London Coffee Festival – A Reflection

 
Art & Culture

Not a drop of coffee until we arrive at the festival. That was the deal. Little did I know that I wouldn’t want another drop once I left the festival. Ever.

OK, the last bit is a bit of an exaggeration but once you get a taste of the best there is, you won’t want to go back to subordinate substances. Only the best will do. (So now I haven’t had coffee since. Only instant and that doesn’t count because everybody knows how bad it is.)

So you look beyond measuring every aspect of your ‘coffee construction’, slurping the sauce to unearth hidden flavours, and you target the very heart and soul of coffee – the coffee bean. 

I arrived looking for a £15 Hario pourover dripper. I left dreaming of a £15k roaster.
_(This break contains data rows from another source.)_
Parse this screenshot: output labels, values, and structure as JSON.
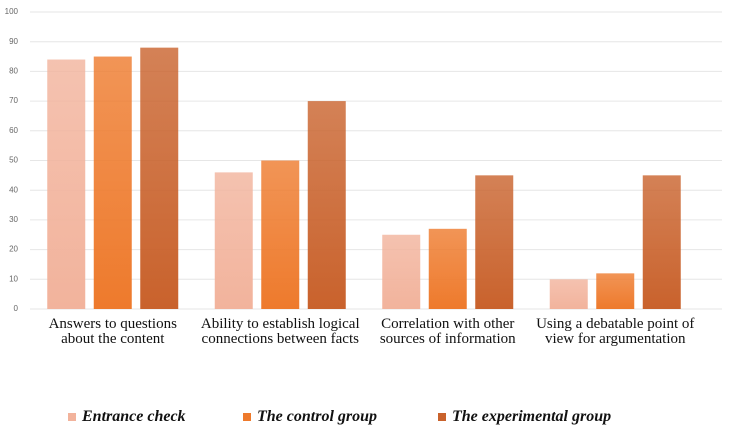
{
  "chart_data": {
    "type": "bar",
    "categories": [
      "Answers to questions about the content",
      "Ability to establish logical connections between facts",
      "Correlation with other sources of information",
      "Using a debatable point of view for argumentation"
    ],
    "series": [
      {
        "name": "Entrance check",
        "color": "#f2b39c",
        "values": [
          84,
          46,
          25,
          10
        ]
      },
      {
        "name": "The control group",
        "color": "#ee7a2c",
        "values": [
          85,
          50,
          27,
          12
        ]
      },
      {
        "name": "The experimental group",
        "color": "#c9622c",
        "values": [
          88,
          70,
          45,
          45
        ]
      }
    ],
    "ylim": [
      0,
      100
    ],
    "yticks": [
      0,
      10,
      20,
      30,
      40,
      50,
      60,
      70,
      80,
      90,
      100
    ],
    "grid": true,
    "legend": "bottom"
  }
}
I don’t want to settle for the finished product anymore. I want to source the origin. I want to produce the bean.

Coffee has been a part of my life for as long as I can remember. I remember my parents’ old coffee machine, quietly sputtering and groaning with the growing day. The smell of coffee drifted through the house. I loved it. 

I grew up with people consuming it and then moved to where people grew it. The German efficiency fuelled by caffeine. The Panamanian coffee industry fuelled by poverty. Just the way things go, I suppose. 

Now I want to find a way to merge the two and I have the London Coffee Festival to thank (to blame? – Ed). Union Roasted gave a fascinating presentation on how to roast, Square Mile Coffee showed you how distinct three different filter coffees can taste, Wakefield let me sip, spill and spit coffee while trying to teach me the essential skill that is cupping. Caravan Coffee Roasters made a flat white so good I haven’t had one since for fear of being disappointed. 

There was so much stuff I would have liked to buy. The Rocket Espresso coffee machine, the Rancilio Silvia, the Eureka Mignon … If I were a rich man I’d be poor by now. 

The Coffee Masters isn’t even worth talking about. Where do these aliens come from? How can they do what they do? (Note to self: If I don’t become a roaster I’ll have to settle for becoming a barista.)

The festival was amazing. It has something for everyone and then a bit more. You arrive hoping you’ll taste the best coffee ever (you will) and you leave dreaming of roasting the finest coffee ever (you probably won’t). Go along next year and see for yourself. I’ll be there, drinking a flat white.